BALING, Malaysia—Burmese migrant workers in Malaysia live at the mercy of international human-trafficking gangs who sell them back and forth as slave labor with the full knowledge of Malaysian and Thai immigration officials, RFA’s Burmese service reports.

Thousands and perhaps hundreds of thousands of Burmese find themselves stuck in a human rights no-man´s-land after losing their legal status, often because employers withhold passports or refuse to pay their return airfares.

“To tell the truth, we Burmese aren´t even as valuable as dogs in this country,” Burmese laborer Ko Chit Aye said. “Most of the time, Burmese people work in construction and on farms, but most employers cheat them. Most of them ask people to work without paying them money. Many of them don´t pay.”

In the murky world inhabited by thousands of Burmese in relatively prosperous Malaysia, there is scant protection for human rights as Malaysia doesn´t recognize key international agreements on the protection of refugees and foreign nationals. Nor does it apply to foreign migrants the same rights protections offered to Malaysian citizens.

Several secret jails or deportation camps exist around the country to hold foreign nationals found without papers. From there, officials take them to the Thai border, where trafficking gangs have close ties to Malaysian officials and have been tipped off to their arrival.

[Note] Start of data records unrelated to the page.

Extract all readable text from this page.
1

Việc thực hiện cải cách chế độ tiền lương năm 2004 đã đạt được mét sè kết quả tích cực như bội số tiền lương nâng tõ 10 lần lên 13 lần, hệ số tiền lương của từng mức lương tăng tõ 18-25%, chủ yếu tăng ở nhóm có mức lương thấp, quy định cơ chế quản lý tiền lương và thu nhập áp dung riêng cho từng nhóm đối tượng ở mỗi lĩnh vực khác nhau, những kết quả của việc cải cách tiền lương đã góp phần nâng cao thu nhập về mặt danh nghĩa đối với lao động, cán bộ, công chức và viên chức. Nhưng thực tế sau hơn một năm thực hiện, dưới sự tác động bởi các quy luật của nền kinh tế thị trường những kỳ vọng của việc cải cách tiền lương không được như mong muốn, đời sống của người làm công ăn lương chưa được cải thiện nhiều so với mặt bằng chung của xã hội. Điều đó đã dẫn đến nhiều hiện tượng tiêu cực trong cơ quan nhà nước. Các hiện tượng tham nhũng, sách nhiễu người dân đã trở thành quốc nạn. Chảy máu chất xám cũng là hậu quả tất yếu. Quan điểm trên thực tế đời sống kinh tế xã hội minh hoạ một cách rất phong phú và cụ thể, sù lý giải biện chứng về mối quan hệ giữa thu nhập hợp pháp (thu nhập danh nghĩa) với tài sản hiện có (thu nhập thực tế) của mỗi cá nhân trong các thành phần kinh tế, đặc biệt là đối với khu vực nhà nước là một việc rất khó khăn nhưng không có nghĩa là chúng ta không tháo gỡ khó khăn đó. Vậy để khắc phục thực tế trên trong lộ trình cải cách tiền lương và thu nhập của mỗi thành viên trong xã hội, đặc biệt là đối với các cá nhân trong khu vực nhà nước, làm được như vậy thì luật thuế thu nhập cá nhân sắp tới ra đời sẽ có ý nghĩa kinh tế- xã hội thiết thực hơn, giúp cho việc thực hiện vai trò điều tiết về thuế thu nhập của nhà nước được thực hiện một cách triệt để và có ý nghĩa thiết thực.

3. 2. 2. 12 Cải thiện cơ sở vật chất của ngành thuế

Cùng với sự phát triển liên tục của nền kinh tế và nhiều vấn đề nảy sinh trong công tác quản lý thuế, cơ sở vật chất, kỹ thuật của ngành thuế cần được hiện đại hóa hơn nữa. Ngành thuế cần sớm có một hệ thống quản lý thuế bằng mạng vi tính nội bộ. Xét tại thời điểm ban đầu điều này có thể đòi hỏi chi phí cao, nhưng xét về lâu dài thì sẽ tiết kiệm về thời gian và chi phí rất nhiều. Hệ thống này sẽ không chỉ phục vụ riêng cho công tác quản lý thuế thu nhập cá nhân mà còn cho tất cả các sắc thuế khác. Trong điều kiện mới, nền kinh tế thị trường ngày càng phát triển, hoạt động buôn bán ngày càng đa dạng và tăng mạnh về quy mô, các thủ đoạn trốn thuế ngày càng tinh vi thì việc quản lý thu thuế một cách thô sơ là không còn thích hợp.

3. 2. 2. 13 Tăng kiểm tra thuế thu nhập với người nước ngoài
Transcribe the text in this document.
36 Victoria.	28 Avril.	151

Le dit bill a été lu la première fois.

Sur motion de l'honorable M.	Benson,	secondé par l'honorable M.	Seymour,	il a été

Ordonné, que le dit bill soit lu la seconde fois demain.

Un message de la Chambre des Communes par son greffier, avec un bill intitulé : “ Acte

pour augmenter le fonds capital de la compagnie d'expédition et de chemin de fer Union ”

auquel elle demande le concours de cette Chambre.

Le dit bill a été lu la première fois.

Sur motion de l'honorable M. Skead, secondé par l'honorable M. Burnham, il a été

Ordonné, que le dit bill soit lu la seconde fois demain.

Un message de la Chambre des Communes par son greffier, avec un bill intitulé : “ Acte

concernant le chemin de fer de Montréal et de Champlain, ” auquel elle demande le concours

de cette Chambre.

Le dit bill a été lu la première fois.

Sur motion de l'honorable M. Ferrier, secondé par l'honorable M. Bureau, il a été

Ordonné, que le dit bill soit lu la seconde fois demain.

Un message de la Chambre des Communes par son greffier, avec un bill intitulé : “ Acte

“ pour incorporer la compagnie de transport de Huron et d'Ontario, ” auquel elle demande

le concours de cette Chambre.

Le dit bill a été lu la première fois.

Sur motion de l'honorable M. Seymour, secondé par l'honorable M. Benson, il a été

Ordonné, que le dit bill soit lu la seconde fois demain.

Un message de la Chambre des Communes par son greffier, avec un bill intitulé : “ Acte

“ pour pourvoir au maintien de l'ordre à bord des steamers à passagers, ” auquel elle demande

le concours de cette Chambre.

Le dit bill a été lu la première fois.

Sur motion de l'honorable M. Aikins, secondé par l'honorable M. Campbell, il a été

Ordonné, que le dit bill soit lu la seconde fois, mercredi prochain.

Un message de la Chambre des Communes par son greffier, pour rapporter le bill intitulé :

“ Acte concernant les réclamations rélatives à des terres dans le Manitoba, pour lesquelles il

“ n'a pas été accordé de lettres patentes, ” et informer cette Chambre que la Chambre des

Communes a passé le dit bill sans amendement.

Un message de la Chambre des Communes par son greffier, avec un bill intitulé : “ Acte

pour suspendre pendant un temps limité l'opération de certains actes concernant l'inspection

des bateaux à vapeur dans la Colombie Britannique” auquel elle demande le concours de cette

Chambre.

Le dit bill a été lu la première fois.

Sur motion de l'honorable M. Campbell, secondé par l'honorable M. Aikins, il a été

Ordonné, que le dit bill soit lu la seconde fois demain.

“Almost all agents, one way or the other, are politically connected,” said Malaysian legislator Kula Segaram, who is campaigning to boost legal protection of foreign migrant workers´ rights.

‘It’s big business’

“They are all in the human-trafficking business. It´s big business. Big money,” said Segaram, who confirmed reports throughout Malaysia from stranded and trafficked Burmese migrants who say they are hounded either by immigration militia or by human-trafficking gangs with connections at every level of Malaysian society.

“It´s because these agents and brokers are connected to the authorities in one way or another. They are all involved in the human-trafficking business. This is a very big business that is bringing in a lot of money. I´m talking about U.S. $500 per person. In Malaysia, there are 2 million illegal foreign workers. You can just calculate the income,” Segaram said.